We’re always on the look out for something a bit different to share with you, and Fantasma – headed up by ‘Township Tech’ pioneer Spoek Mathambo. The South African first came to the attention of the British music press via a brilliant re-working of Joy Division’s timelessly doom laden ‘She’s Lost Control’ that brought Johannesburg flavour to the original’s Mancunian Post-Punk gloom. Mathambo’s latest musical venture see’s him working with ‘Bacardi House’ innovator DJ Spoko – who dropped an excellent RA Mix this week and was an uncredited contributor to DJ Mujava’s crossover hit ‘Township Funk‘, guitarist André Geldenhuys, drummer Michael Buchanan and Bhekisenzo Cele to form the five man Fantasma.

Available to stream in full over on Dazed, the group’s debut ‘Eye of the Sun’ EP is an engrossing melting pot of influences – bringing in Shangaan Electro, New Wave, South African House, Hip Hop and Punk for a sound that is genuinely unlike anything we’ve heard in a long time. Check it out and make sure to read the inormative and irreverent track explanations from Mathambo as well.

An oral history of Club Zanzibar


Along with The Music Box in Detroit, The Warehouse in Chicago and Paradise Garage in New York City, New Jersey’s Club Zanzibar is widely regarded as one of the most influential clubs in early dance music history. Featured on Red Bull Music Academy, Bruce Tatum’s exhaustive oral history of the venue brings together all the surviving key players involved in helping take the club from a once dingy Holiday Inn in unglamorous Newark, New Jersey to a nightlife mecca that’s still spoken of in hushed tones to this day. Directly inspired by Paradise Garage and Studio 54 in neighboring NYC, Zanzibar was influential from the start – proving to be the launch pad for the Sugarhill Gang’s incredibly influential ‘Rapper’s Delight’ when DJ Gerald T played it to a rapturous dancefloor back in 1979.

Playing host to performances from the likes of Grace Jones, Roy Ayers, Evelyn ‘Champagne’ King and Chaka Khan, Zanzibar was also  the space in which Tony Humphries – eventual mentor to Kerri Chandler, would carve out his legacy. Humphries contributes to Tatum’s oral history along with many others who had their lives touched forever by this special club.
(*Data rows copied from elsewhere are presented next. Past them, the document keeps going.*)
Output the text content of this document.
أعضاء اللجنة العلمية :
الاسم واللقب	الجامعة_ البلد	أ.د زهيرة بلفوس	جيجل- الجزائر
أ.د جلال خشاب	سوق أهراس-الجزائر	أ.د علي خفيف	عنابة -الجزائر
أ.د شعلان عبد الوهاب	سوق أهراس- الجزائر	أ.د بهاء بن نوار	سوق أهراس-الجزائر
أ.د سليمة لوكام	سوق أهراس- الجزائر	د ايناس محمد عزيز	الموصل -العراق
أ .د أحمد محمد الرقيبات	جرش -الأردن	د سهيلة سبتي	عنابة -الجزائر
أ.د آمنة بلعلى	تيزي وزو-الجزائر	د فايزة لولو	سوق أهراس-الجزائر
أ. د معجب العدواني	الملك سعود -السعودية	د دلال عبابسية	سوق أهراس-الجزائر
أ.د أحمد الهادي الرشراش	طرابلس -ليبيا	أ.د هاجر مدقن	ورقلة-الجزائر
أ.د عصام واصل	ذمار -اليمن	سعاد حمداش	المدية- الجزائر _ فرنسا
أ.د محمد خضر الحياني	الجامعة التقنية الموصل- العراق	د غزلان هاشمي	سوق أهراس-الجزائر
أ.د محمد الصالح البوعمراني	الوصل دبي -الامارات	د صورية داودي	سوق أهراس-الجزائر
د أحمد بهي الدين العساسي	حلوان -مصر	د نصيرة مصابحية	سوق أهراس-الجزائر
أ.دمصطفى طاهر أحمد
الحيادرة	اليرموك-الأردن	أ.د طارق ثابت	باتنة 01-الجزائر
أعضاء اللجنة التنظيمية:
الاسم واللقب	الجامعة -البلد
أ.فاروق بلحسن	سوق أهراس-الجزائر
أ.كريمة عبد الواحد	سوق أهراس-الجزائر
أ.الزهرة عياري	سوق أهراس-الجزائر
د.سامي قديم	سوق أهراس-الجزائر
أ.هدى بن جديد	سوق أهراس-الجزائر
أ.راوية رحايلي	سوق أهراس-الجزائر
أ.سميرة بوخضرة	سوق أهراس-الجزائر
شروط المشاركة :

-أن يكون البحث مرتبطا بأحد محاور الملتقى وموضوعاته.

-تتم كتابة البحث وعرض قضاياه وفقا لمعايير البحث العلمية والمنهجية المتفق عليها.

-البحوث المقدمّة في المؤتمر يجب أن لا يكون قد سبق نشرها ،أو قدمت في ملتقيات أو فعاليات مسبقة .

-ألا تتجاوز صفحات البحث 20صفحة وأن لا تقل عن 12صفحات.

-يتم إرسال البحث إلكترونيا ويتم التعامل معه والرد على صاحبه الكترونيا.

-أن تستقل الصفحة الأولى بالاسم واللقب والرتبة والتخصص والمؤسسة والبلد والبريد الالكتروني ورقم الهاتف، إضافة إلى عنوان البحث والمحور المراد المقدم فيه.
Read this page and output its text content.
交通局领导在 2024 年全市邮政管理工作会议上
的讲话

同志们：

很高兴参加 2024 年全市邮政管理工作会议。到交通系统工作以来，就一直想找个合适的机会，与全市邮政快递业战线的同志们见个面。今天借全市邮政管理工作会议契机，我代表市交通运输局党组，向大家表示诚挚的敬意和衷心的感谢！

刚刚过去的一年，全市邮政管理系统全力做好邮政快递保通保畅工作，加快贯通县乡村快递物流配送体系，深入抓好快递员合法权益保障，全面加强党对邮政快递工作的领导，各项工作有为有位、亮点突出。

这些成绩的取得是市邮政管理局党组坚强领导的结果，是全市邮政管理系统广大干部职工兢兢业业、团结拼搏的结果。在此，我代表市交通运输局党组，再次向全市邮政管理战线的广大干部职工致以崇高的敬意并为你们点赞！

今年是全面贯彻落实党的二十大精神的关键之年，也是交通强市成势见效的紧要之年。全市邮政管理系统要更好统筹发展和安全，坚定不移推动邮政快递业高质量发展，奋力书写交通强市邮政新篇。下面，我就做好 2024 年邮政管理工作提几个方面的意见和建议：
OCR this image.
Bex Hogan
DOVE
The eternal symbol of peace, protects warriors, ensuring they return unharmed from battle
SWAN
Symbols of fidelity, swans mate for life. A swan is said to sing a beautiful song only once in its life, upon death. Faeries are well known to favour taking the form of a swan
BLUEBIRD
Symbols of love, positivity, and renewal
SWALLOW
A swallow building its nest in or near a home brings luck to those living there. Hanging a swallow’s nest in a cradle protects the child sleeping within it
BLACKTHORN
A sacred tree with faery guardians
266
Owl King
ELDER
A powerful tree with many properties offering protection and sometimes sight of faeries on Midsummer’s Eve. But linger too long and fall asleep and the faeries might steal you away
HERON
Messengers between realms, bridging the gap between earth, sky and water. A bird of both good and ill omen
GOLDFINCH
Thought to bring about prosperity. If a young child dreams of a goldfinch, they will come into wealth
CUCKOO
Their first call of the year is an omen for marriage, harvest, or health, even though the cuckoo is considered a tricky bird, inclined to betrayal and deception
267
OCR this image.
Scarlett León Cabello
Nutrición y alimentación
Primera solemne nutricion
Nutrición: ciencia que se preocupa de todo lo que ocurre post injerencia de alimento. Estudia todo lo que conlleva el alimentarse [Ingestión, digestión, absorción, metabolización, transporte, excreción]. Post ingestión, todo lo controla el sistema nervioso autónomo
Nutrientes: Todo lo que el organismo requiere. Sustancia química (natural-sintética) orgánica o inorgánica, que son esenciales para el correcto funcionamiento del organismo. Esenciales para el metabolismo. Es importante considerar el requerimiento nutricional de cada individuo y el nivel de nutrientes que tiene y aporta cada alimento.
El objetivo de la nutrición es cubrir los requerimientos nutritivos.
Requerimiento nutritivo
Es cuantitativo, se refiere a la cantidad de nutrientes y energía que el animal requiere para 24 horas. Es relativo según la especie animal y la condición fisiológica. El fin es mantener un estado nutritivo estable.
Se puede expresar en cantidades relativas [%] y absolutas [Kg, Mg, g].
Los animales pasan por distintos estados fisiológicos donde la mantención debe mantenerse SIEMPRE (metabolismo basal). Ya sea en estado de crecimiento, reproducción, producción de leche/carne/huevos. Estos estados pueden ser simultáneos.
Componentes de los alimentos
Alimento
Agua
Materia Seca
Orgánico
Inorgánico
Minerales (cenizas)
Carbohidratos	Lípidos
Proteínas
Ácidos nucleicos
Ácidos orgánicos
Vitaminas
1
Andrew Weatherall and Sean Johnston play in a psychedelic DJ booth

Patchy sound quality on this clip of the veteran duo playing Back 2 Basics in Leeds recently – although that’s very much besides the point. The mind bending visuals surrounding are part of The Think Tank project – a collaborative effort between 4D, Realflow, TurbulenceFD, After Effects and Resolume. Originally put together a year ago, the installation had sat on the shelf until B2B’s Dave Beer decided to roll it out as part of his ‘A Love From Outer Space’ event with Weatherall and Johnston. Needless to say we’re looking forward to seeing it rolled out at more clubs in the future.

Xosar for a quid

Some very high quality music available for cheap here as highly prolific L.I.E.S and Rush Hour affiliate Xosar has put up a new 11 track album, ‘Psychick Justice’ for the measly price of €1. A selection of dizzying synthesizer mini-epics its danceable and engaging music that’s more than worth the meagre price.


Four Tet and TEED take selfies

teed four tet

First class silliness from Four Tet and Totally Enormous Extinct Dinosaurs to conclude this week’s round up, as the two attempted to prank unsuspecting music journalists the world over. Tweeting that he and Four Tet had collaborated together, TEED then said the fruits of their labour would be available on Sendspace as a free download for 24 hours. A link to said download arrived in due course although those who clicked were met not with music, but instead 15 selfies taken by the pair as they clowned around recently. Presumably we should consider ourselves well and truly punked?